I dont get the point of helion as compared to its alternatives like gluon.
For best performance I would presume one needs low-level access to hardware knobs. And, these kernel primitives are written one-time and reused. So, what is the point of a DSL that dumbs things down as a wrapper around triton.
Funny, I feel the same way about Triton. Performant Triton looks like CUDA (but with tiles!) except it's ten times harder to debug since it doesn't have the tooling NVIDIA provides.
If I had to run on AMD I'd rather deal with their hipify tooling.
Performant Triton programs are usually simpler and shorter than their CUDA equivalents. This alone makes it easier to write, and I would argue that it helps with debugging too because the model provides a lot more guarantees on how your code executes. That said, some of the tooling is notably poor (such as cuda-gdb support).
Agree on shorter, disagree on simpler. The hard part of understanding GPU code is knowing the reasons why algorithms are the way they are. For example, why we do a split-k decomposition when doing a matrix multiplication, or why are we loading this particular data into shared memory at this particular time, with some overlapping subset into registers.
Getting rid of the for loop over an array index doesn't make it easier to understand the hard parts. Losing the developer perf and debug tooling is absolutely not worth the tradeoff.

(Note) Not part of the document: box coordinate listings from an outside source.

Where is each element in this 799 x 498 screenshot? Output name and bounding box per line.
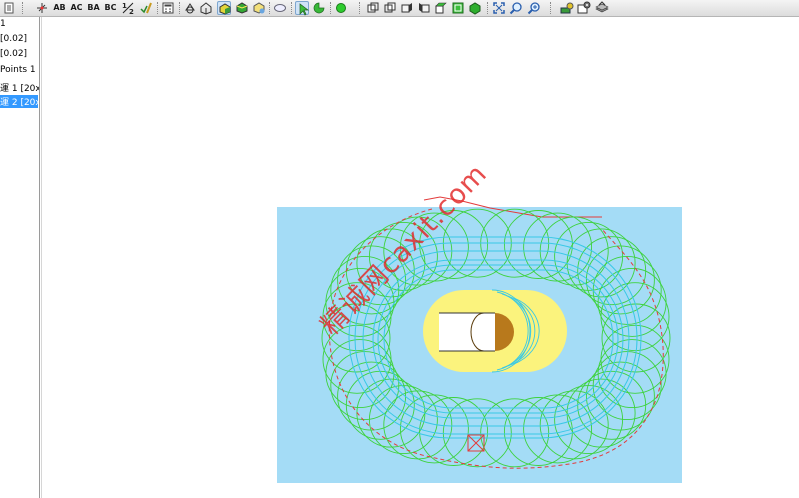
view-rotate-icon[interactable] (183, 1, 197, 15)
toolbar-separator (550, 2, 552, 14)
toolbar-separator (359, 2, 361, 14)
pointer-icon[interactable] (295, 1, 310, 16)
layers-icon[interactable] (595, 1, 609, 15)
tree-item[interactable]: [0.02] (0, 49, 29, 62)
toolbar-separator (22, 2, 24, 14)
tree-item[interactable]: 1 (0, 19, 8, 32)
view-front-icon[interactable] (366, 1, 380, 15)
slot-opening (439, 313, 495, 351)
simulate-icon[interactable] (560, 1, 574, 15)
zoom-window-icon[interactable] (527, 1, 541, 15)
zoom-in-icon[interactable] (509, 1, 523, 15)
tree-item[interactable]: 運 1 [20x (0, 81, 39, 94)
zoom-fit-icon[interactable] (492, 1, 506, 15)
fraction-icon[interactable]: 12 (121, 1, 135, 15)
shaded-yellow-icon[interactable] (252, 1, 266, 15)
half-circle-icon[interactable] (312, 1, 326, 15)
tree-item[interactable]: Points 1 (0, 65, 38, 78)
view-wire-icon[interactable] (199, 1, 213, 15)
toolpath-scene (277, 196, 682, 483)
tree-item[interactable]: [0.02] (0, 34, 29, 47)
view-iso-icon[interactable] (468, 1, 482, 15)
view-right-icon[interactable] (417, 1, 431, 15)
ba-button[interactable]: BA (86, 1, 101, 15)
svg-text:1: 1 (122, 2, 127, 10)
shaded-green-icon[interactable] (235, 1, 249, 15)
view-left-icon[interactable] (400, 1, 414, 15)
view-back-icon[interactable] (383, 1, 397, 15)
check-pencil-icon[interactable] (139, 1, 153, 15)
ac-button[interactable]: AC (69, 1, 84, 15)
toolbar-separator (157, 2, 159, 14)
bc-button[interactable]: BC (103, 1, 118, 15)
green-dot-icon[interactable] (334, 1, 348, 15)
view-top-icon[interactable] (434, 1, 448, 15)
tree-item-selected[interactable]: 運 2 [20x (0, 95, 39, 108)
toolbar-separator (269, 2, 271, 14)
shaded-solid-icon[interactable] (217, 1, 231, 15)
axes-icon[interactable] (35, 1, 49, 15)
view-bottom-icon[interactable] (451, 1, 465, 15)
toolbar-separator (330, 2, 332, 14)
calculator-icon[interactable] (161, 1, 175, 15)
toolbar: AB AC BA BC 12 (0, 0, 799, 17)
ab-button[interactable]: AB (52, 1, 67, 15)
document-icon[interactable] (2, 1, 16, 15)
toolbar-separator (179, 2, 181, 14)
slot-feature (439, 312, 514, 352)
toolbar-separator (487, 2, 489, 14)
settings-icon[interactable] (577, 1, 591, 15)
toolbar-separator (291, 2, 293, 14)
graphics-viewport[interactable]: 精诚网caxit.com (42, 17, 799, 498)
svg-text:2: 2 (129, 8, 134, 15)
ellipse-icon[interactable] (273, 1, 287, 15)
operation-tree: 1 [0.02] [0.02] Points 1 運 1 [20x 運 2 [2… (0, 17, 40, 498)
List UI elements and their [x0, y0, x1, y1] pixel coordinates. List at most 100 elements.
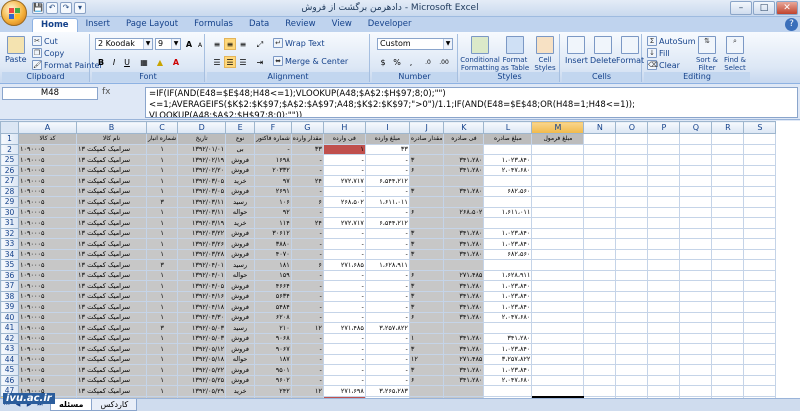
cell[interactable]: - [322, 301, 366, 313]
cell[interactable]: حواله [225, 269, 256, 281]
cell[interactable] [443, 385, 485, 397]
cell[interactable] [711, 133, 745, 145]
cell[interactable] [679, 196, 713, 208]
cell[interactable]: ۱۰۹۰۰۰۵ [18, 332, 77, 344]
cell[interactable] [743, 301, 777, 313]
cell[interactable]: ۳ [408, 343, 445, 355]
cell[interactable]: ۲۷۱،۶۸۵ [322, 259, 366, 271]
paste-button[interactable]: Paste [5, 36, 27, 64]
cell[interactable] [711, 374, 745, 386]
cell[interactable]: ۳ [408, 248, 445, 260]
cell[interactable]: ۳ [408, 185, 445, 197]
formula-input[interactable]: =IF(IF(AND(E48=$E$48;H48<=1);VLOOKUP(A48… [145, 87, 798, 118]
cell[interactable]: ۱۳ سرامیک کمپکت [76, 364, 147, 376]
cell[interactable] [647, 154, 681, 166]
format-as-table-button[interactable]: Format as Table [500, 36, 530, 72]
cell[interactable]: ۱۰۹۰۰۰۵ [18, 290, 77, 302]
wrap-text-button[interactable]: ↵ Wrap Text [273, 38, 325, 48]
column-header[interactable]: R [711, 121, 745, 134]
cell[interactable] [615, 301, 649, 313]
cell[interactable]: ۲۷۲،۷۱۷ [322, 217, 366, 229]
cell[interactable]: ۱۰۹۰۰۰۵ [18, 311, 77, 323]
cell[interactable]: ۳۴۱،۲۸۰ [443, 238, 485, 250]
cell[interactable]: ۳۴۱،۲۸۰ [443, 164, 485, 176]
cell[interactable] [743, 185, 777, 197]
cell[interactable]: رسید [225, 196, 256, 208]
underline-button[interactable]: U [121, 56, 133, 68]
cell[interactable]: ۳ [408, 154, 445, 166]
cell[interactable]: ۱۰۹۰۰۰۵ [18, 364, 77, 376]
cell[interactable]: ۱۳۹۲/۰۳/۲۲ [177, 227, 227, 239]
cell[interactable] [443, 196, 485, 208]
cell[interactable]: ۱۳ سرامیک کمپکت [76, 301, 147, 313]
cell[interactable]: ۱۳۹۲/۰۵/۲۵ [177, 374, 227, 386]
row-header[interactable]: 37 [0, 280, 19, 292]
cell[interactable]: ۱۰۹۰۰۰۵ [18, 353, 77, 365]
cell[interactable] [531, 290, 585, 302]
cell[interactable] [679, 206, 713, 218]
cell[interactable]: ۱۲ [290, 322, 324, 334]
cell[interactable]: خرید [225, 175, 256, 187]
cell[interactable] [647, 217, 681, 229]
help-icon[interactable]: ? [785, 18, 798, 31]
bold-button[interactable]: B [95, 56, 107, 68]
cell[interactable] [615, 164, 649, 176]
cell[interactable]: ۱۳۹۲/۰۵/۰۳ [177, 322, 227, 334]
cell[interactable] [583, 248, 617, 260]
cell[interactable]: ۱۳ سرامیک کمپکت [76, 238, 147, 250]
cell[interactable] [679, 185, 713, 197]
cell[interactable]: - [290, 206, 324, 218]
cell[interactable] [531, 227, 585, 239]
cell[interactable]: - [364, 332, 410, 344]
column-header[interactable]: K [443, 121, 485, 134]
cell[interactable]: مبلغ فرمول [531, 133, 585, 145]
cell[interactable] [615, 364, 649, 376]
cell[interactable] [711, 311, 745, 323]
cell[interactable]: ۱۰۹۰۰۰۵ [18, 154, 77, 166]
cell[interactable] [679, 301, 713, 313]
cell[interactable] [711, 269, 745, 281]
cell[interactable] [679, 374, 713, 386]
row-header[interactable]: 25 [0, 154, 19, 166]
cell[interactable]: فروش [225, 290, 256, 302]
cell[interactable]: - [364, 227, 410, 239]
conditional-formatting-button[interactable]: Conditional Formatting [460, 36, 500, 72]
cell[interactable]: ۱۳۹۲/۰۵/۱۲ [177, 343, 227, 355]
cell[interactable] [679, 248, 713, 260]
cell[interactable] [615, 290, 649, 302]
cell[interactable]: فروش [225, 311, 256, 323]
cell[interactable] [531, 185, 585, 197]
cell[interactable] [583, 196, 617, 208]
cell[interactable]: - [290, 164, 324, 176]
cell[interactable]: ۱۰۹۰۰۰۵ [18, 259, 77, 271]
cell[interactable] [711, 280, 745, 292]
cell[interactable]: ۱۳ سرامیک کمپکت [76, 206, 147, 218]
cell[interactable]: فروش [225, 238, 256, 250]
cell[interactable]: حواله [225, 353, 256, 365]
cell[interactable]: ۹۰۶۸ [254, 332, 292, 344]
cell[interactable]: ۳۴۱،۲۸۰ [443, 332, 485, 344]
cell[interactable]: ۱۳۹۲/۰۴/۰۱ [177, 259, 227, 271]
format-cells-button[interactable]: Format [616, 36, 644, 65]
cell[interactable]: - [364, 154, 410, 166]
cell[interactable]: ۹۷ [254, 175, 292, 187]
cell[interactable]: ۱۲ [408, 353, 445, 365]
cell[interactable] [711, 259, 745, 271]
cell[interactable]: - [254, 143, 292, 155]
cell[interactable]: ۱ [145, 301, 179, 313]
cell[interactable]: ۳۴۱،۲۸۰ [443, 248, 485, 260]
cell[interactable] [711, 343, 745, 355]
cell[interactable] [408, 175, 445, 187]
cell[interactable] [531, 353, 585, 365]
cell[interactable]: ۳۴۱،۲۸۰ [443, 374, 485, 386]
cell[interactable] [615, 385, 649, 397]
cell[interactable]: - [290, 311, 324, 323]
cell[interactable] [743, 238, 777, 250]
cell[interactable]: ۳ [145, 196, 179, 208]
cell[interactable] [531, 154, 585, 166]
cell[interactable] [679, 311, 713, 323]
cell[interactable] [483, 322, 533, 334]
cell[interactable] [615, 133, 649, 145]
cell[interactable]: مبلغ وارده [364, 133, 410, 145]
cell[interactable] [647, 343, 681, 355]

For me I'd rather deal with Jax or Numba, and if that still wasn't enough, I would jump straight to CUDA.
It's possible I'm an old fogey with bias, though. It's true that I've spent a lot more time with CUDA than with the new DSLs on the block.
I don’t think it is possible to write high performance code without understanding how the hardware works. I just think staring at code that coalesces your loads or swizzles your layouts for the hundredth time is a waste of screen space, though. Just let the compiler do it and when it gets it wrong then you can bust out the explicit code you were going to write in CUDA, anyway.
What's the point of Triton compared to Gluon? What's the point of PyTorch compared to Triton?
One of the main values of Triton is that it significantly expanded the scope of folks who can write kernels - I think Helion could expand the scope even more.
For best performance I would presume one needs low-level access to hardware knobs. And, these kernel primitives are written one-time and reused. So, what is the point of a DSL that dumbs things down as a wrapper around triton.